After seeing Salvation I couldn’t help but think back the original Terminator and admire everything they accomplished. Michael Biehn was simply amazing as Kyle Reese. From the moment he comes scurrying into pre-apocalypse LA, we see someone who has been entirely consumed by an almost hopeless fight for survival. What fuel he has left in the tank is solely dedicated to finding and protecting Sarah Connor. Linda Hamilton’s Sarah Connor was equally excellent as she presented a completely overwhelmed and utterly terrified woman who is suddenly confronted with her grim destiny. Let’s not forget about Arnold, whose terminator is still the standard for what every killing machine should be. “Are you Sarah Connor?” The moment that unfortunate lady said yes, there was absolutely no escape. But had that been Salvation she would have been able to run out the backdoor with the terminator firing inaccurate shots into the ceiling.

Thematically, screenwriters John Brancato and Michael Ferris focus on what separates a human from a machine. Marcus Wright provides the perfect vehicle for exploration of this, but the film doesn’t seek to dive in too deeply to the questions it poses. Instead John Connor and Kyle Reese have thematic blurbs that do little more than reinforce the thematic conclusions the audience already had in their heads. Zombie seemed concerned because this is the screenwriting team that gave us Catwoman. Rest assured, Salvation is far from Catwoman, but you won’t be studying the script much. Most of the story’s disappointments will most likely be overlooked because something else will disappoint viewers or audiences will be distracted by a fairly quick pace and blockbuster action.
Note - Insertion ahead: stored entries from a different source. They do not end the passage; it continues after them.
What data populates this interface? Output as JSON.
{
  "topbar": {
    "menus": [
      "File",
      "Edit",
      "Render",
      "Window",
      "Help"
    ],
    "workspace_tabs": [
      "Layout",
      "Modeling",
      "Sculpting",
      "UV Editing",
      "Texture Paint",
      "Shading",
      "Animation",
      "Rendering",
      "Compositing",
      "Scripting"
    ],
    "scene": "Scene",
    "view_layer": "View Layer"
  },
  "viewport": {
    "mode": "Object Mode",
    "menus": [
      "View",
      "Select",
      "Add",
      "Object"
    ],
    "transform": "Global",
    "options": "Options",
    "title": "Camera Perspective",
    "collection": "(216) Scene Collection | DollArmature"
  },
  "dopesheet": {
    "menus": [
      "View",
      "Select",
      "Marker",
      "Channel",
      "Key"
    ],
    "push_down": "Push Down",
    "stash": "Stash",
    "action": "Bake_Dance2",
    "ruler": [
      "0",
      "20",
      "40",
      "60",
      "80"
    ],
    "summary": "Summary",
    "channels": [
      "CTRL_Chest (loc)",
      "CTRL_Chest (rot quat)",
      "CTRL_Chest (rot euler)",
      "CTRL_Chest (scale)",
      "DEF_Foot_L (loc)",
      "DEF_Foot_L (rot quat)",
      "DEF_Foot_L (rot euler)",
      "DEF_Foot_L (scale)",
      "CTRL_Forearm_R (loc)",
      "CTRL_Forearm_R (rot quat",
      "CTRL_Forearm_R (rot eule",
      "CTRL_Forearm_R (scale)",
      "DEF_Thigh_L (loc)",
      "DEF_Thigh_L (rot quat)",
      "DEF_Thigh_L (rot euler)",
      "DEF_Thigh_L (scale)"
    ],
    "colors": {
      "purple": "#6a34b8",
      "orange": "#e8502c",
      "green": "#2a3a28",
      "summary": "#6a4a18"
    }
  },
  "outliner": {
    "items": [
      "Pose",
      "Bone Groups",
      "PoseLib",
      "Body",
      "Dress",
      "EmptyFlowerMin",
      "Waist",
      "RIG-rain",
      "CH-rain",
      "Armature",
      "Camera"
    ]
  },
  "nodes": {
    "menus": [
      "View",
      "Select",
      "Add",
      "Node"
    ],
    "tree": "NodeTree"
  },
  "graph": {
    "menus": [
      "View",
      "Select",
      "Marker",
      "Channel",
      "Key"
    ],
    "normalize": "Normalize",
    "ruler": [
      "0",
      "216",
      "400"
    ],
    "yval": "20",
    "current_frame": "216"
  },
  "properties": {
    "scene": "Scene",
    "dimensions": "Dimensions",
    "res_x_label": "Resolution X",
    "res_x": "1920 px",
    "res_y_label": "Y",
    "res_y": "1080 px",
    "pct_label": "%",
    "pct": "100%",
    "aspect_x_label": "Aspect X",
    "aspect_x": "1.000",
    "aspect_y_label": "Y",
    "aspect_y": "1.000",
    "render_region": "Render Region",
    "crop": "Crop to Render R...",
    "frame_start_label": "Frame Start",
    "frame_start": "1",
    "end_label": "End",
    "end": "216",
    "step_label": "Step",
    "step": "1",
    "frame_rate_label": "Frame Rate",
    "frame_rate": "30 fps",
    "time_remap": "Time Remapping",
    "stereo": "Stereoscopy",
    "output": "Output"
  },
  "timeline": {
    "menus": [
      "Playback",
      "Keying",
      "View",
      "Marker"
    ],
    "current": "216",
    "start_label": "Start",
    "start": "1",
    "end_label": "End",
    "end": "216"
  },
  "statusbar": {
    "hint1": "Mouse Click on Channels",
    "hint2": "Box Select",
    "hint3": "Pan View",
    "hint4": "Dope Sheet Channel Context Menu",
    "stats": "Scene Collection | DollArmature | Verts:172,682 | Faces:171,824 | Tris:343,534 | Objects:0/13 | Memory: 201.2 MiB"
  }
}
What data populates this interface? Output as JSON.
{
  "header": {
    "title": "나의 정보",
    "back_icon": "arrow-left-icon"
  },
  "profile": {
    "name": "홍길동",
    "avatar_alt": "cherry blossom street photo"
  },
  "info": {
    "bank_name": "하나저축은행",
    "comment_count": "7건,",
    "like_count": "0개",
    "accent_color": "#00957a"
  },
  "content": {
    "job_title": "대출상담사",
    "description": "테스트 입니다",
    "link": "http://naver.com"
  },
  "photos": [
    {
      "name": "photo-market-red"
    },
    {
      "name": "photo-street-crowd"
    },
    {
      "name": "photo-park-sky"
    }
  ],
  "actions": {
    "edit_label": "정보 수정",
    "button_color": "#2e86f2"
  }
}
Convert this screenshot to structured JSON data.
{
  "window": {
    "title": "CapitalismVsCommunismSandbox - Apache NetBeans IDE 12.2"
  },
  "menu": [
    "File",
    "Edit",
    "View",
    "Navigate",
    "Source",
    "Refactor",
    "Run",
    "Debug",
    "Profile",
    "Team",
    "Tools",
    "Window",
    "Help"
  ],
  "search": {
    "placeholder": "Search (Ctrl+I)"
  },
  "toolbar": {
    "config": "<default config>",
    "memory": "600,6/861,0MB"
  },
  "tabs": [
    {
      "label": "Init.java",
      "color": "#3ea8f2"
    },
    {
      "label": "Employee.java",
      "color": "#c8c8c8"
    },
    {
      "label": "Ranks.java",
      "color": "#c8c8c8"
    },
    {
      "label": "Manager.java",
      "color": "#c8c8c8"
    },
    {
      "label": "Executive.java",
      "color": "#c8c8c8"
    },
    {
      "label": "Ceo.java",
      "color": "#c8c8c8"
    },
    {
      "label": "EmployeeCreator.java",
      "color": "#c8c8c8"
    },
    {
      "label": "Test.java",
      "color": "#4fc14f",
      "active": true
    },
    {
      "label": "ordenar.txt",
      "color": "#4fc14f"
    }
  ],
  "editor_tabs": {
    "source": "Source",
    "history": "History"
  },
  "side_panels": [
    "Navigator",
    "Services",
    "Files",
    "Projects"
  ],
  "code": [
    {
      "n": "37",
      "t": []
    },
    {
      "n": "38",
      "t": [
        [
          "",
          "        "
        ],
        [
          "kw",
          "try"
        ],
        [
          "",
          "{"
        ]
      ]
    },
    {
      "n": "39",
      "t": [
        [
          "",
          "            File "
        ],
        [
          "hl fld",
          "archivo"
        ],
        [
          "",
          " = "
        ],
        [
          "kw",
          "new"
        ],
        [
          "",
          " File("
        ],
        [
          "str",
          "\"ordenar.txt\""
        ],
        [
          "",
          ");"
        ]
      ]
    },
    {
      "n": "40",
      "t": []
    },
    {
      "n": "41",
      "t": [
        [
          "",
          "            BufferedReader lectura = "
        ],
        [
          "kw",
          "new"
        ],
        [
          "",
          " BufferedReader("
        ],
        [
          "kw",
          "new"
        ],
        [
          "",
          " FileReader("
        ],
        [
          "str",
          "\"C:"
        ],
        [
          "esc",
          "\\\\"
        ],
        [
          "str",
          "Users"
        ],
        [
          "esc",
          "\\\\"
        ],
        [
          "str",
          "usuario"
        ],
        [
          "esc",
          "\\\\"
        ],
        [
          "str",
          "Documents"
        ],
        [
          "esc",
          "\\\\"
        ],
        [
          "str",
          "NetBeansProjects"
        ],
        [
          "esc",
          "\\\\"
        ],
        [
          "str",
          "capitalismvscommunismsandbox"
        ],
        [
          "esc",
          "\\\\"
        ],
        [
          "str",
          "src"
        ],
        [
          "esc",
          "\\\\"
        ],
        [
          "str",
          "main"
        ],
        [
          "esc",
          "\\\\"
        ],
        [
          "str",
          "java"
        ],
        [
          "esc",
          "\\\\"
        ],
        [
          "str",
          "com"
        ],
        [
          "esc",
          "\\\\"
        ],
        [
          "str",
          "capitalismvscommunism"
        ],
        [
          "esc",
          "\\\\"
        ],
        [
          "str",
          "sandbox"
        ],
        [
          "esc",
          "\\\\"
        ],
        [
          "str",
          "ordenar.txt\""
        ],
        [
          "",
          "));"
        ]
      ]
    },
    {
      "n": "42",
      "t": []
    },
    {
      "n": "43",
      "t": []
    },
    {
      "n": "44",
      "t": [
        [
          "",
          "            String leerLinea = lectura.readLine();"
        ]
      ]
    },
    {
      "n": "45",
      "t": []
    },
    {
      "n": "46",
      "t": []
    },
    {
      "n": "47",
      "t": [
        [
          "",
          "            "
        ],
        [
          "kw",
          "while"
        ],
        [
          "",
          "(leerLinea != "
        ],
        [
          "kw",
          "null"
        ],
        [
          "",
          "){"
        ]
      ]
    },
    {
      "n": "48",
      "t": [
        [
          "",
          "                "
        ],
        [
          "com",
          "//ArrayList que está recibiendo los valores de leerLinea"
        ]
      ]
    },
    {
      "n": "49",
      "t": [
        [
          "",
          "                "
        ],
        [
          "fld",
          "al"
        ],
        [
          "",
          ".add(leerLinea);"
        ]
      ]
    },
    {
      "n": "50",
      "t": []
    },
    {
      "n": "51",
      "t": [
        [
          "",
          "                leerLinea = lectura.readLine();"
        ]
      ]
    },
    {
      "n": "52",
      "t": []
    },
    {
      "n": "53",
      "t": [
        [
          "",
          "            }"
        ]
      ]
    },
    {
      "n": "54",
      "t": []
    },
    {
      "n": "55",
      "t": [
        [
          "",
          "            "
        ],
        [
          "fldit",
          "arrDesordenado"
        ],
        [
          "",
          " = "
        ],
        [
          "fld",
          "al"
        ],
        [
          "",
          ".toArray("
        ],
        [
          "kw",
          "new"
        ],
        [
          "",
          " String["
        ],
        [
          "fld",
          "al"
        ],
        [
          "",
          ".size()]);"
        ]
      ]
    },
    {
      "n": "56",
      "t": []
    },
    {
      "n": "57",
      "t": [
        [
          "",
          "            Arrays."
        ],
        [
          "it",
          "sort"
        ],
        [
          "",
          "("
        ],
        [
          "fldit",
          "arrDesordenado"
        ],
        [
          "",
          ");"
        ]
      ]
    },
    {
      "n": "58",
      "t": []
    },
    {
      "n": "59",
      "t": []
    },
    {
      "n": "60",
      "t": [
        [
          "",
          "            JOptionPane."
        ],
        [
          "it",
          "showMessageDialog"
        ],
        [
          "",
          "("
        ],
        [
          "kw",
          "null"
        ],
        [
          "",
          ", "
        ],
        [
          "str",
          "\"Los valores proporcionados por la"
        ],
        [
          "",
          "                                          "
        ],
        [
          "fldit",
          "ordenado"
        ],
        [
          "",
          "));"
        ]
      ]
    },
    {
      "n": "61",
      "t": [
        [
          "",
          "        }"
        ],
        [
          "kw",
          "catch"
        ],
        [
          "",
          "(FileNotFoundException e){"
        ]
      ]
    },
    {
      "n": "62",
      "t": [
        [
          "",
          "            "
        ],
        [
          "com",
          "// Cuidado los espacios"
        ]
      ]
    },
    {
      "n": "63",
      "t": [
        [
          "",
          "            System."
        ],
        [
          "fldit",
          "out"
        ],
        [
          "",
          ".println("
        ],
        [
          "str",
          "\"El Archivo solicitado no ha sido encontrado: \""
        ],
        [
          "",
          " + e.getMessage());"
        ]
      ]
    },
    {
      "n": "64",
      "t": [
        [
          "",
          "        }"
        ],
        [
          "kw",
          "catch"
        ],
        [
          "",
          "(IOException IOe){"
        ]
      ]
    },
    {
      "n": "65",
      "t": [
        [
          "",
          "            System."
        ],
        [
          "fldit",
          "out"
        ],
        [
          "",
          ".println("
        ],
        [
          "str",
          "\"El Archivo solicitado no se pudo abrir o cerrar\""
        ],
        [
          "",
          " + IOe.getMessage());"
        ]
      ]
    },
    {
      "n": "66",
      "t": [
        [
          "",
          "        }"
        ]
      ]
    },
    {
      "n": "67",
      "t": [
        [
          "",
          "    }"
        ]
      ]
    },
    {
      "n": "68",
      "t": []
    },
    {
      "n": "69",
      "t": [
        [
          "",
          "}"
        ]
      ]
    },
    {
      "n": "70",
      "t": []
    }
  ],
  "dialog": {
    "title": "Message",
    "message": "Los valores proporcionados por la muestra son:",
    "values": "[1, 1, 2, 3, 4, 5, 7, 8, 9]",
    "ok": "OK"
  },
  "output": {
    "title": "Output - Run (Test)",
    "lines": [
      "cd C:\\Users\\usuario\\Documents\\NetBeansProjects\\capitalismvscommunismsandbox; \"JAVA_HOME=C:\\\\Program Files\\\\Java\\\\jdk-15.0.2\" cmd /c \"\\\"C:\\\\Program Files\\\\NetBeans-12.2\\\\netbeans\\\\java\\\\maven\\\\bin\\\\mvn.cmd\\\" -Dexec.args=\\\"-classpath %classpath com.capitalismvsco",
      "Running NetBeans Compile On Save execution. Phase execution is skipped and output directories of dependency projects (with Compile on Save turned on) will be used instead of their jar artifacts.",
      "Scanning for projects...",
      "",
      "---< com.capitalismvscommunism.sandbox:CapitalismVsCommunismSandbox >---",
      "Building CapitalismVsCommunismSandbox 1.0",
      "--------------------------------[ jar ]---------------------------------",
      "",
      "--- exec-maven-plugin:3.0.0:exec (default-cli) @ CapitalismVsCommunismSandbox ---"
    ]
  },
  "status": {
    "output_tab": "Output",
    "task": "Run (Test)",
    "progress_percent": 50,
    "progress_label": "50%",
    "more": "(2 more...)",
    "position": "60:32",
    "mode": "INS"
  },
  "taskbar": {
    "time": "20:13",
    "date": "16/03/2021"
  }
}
Salvation does leave things open for future John Connor adventures. There’s no doubt that they’ll stick with the PG-13 rating and cash in on Christian Bale’s fantastic box office run, but fans will cling to hopes that the fifth film will tap into the full potential of the world the first three movies established. Salvation was the skirmish in man’s fight against machines. What we want to see is the all out war.